2023 still looking like a tough year for the UK economy
Monthly GDP figures for November were unexpectedly in positive territory, leading to a strong possibility that the UK narrowly avoided recession at the end of 2022. However, while such an eventuality may lead to some temporarily positive news headlines, it would only show the UK economy flatlining, and fundamentals arising from the high inflation and rising interest rate environment mean the central case for 2023 remains for the UK to enter into a period of economic contraction, albeit a shallow one.
UK households have been much less willing to use the excess savings accumulated during the pandemic compared to households in many other developed economies, and there is every reason to suggest that UK consumers will remain cautious over 2023. Over 1.4 million households’ fixed-rate mortgages will end this year, leading to a huge squeeze on the disposable income of those affected, while recent readings for consumer confidence and retail sales by volume have registered well below expectations. Many businesses may start tapping into their savings but this will often be simply to cope with higher interest payments: around three quarters of business loans are floating rate, making it pressing for many corporations to prioritise debt repayment.

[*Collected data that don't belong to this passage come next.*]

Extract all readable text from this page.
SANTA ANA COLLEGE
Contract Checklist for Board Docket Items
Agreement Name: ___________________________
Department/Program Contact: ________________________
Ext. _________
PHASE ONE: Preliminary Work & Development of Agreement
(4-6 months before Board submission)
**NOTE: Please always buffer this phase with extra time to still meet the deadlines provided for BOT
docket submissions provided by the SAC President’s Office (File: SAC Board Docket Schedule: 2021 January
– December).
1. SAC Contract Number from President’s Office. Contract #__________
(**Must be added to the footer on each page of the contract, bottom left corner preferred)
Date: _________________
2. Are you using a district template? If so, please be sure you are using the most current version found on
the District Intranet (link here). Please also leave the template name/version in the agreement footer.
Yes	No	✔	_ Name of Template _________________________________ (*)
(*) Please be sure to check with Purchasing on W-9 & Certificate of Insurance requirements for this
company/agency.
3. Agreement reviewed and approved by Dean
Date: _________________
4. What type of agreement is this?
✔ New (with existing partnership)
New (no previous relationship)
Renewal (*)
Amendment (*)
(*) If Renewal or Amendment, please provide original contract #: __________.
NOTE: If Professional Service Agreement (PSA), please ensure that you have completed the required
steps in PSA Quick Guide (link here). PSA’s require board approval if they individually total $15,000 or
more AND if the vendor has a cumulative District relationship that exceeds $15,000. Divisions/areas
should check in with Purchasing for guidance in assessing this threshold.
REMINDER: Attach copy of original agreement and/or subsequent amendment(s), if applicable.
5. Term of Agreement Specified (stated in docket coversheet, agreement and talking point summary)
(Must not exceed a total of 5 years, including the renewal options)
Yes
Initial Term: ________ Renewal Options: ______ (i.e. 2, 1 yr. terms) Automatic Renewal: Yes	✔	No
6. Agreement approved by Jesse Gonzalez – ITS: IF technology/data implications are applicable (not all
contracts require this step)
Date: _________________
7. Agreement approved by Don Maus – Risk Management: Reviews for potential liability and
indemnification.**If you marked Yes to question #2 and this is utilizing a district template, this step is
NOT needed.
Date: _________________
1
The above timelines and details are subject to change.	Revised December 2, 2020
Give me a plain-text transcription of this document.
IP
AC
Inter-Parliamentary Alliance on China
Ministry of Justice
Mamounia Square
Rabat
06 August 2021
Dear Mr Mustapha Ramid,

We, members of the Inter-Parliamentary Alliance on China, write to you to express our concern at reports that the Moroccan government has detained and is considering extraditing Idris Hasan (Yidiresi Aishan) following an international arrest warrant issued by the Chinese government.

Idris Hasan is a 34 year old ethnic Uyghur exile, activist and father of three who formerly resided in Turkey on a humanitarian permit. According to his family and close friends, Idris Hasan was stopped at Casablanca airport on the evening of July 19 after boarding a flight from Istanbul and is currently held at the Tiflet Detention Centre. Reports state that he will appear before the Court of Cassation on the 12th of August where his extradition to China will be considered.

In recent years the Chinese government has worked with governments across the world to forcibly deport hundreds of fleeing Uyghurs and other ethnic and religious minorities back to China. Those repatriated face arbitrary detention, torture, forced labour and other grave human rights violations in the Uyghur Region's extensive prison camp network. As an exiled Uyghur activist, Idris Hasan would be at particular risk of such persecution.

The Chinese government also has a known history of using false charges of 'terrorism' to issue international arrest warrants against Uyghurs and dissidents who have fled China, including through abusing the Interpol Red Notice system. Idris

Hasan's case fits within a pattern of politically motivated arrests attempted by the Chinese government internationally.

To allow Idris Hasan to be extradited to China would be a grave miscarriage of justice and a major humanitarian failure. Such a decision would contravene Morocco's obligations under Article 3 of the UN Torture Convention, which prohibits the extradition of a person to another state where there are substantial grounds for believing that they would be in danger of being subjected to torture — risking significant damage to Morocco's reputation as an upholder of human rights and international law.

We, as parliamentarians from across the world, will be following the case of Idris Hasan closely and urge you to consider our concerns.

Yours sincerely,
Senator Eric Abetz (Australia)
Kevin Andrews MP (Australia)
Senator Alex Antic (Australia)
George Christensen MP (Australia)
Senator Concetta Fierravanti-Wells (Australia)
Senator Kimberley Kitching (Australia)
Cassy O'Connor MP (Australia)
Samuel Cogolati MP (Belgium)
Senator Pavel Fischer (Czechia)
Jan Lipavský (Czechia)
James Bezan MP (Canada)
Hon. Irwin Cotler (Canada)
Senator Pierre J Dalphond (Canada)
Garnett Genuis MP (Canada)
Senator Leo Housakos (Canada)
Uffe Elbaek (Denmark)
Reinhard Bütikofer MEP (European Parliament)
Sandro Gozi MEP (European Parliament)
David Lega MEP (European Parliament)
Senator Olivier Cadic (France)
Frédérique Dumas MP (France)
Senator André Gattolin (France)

This, of course, does not bode well for any prospects of a resurgence in business investment in 2023, especially as the composite PMI is already registering below 50 (which indicates contraction). It is notable that both household and business indicators continue to suggest the economic outlook for this year remains very challenging (see Figures 1 and 2) .
The Bank of England’s (BoE’s) Monetary Policy Committee (MPC) will meet for the first time this year on 2 February. Rate-setters will be pleased to see that y-o-y headline CPI inflation has now fallen in two consecutive months, dropping from its peak of 11.1% in October to 10.5% in December. However, the core inflation print – which remained at 6.3% in December – will maintain pressure on the MPC to act, especially as nominal wages continue to register high readings despite there being tentative signs of labour market loosening. Annual average pay awards for September to November 2022 came in at 6.4%, up 0.2pp from the previous month, with more timely PAYE data suggesting the figure is above 7%. While still representing significant falls in real terms, these levels of nominal pay would not be consistent with the BoE meeting its 2% inflation target. There also remains a major discrepancy between yearly pay increases of the private and public sector, which have risen by 7.2% and 3.3% respectively for September to November. Public sector pay awards are likely to increase further, and continuing strong growth in broader nominal wages means that core inflation, especially the services component of it, will probably remain stubborn over the course of 2023. In light of this backdrop, we maintain our view that the MPC will likely increase interest rates by 50bp to 4% in February in order to address potential domestically-led inflationary pressures.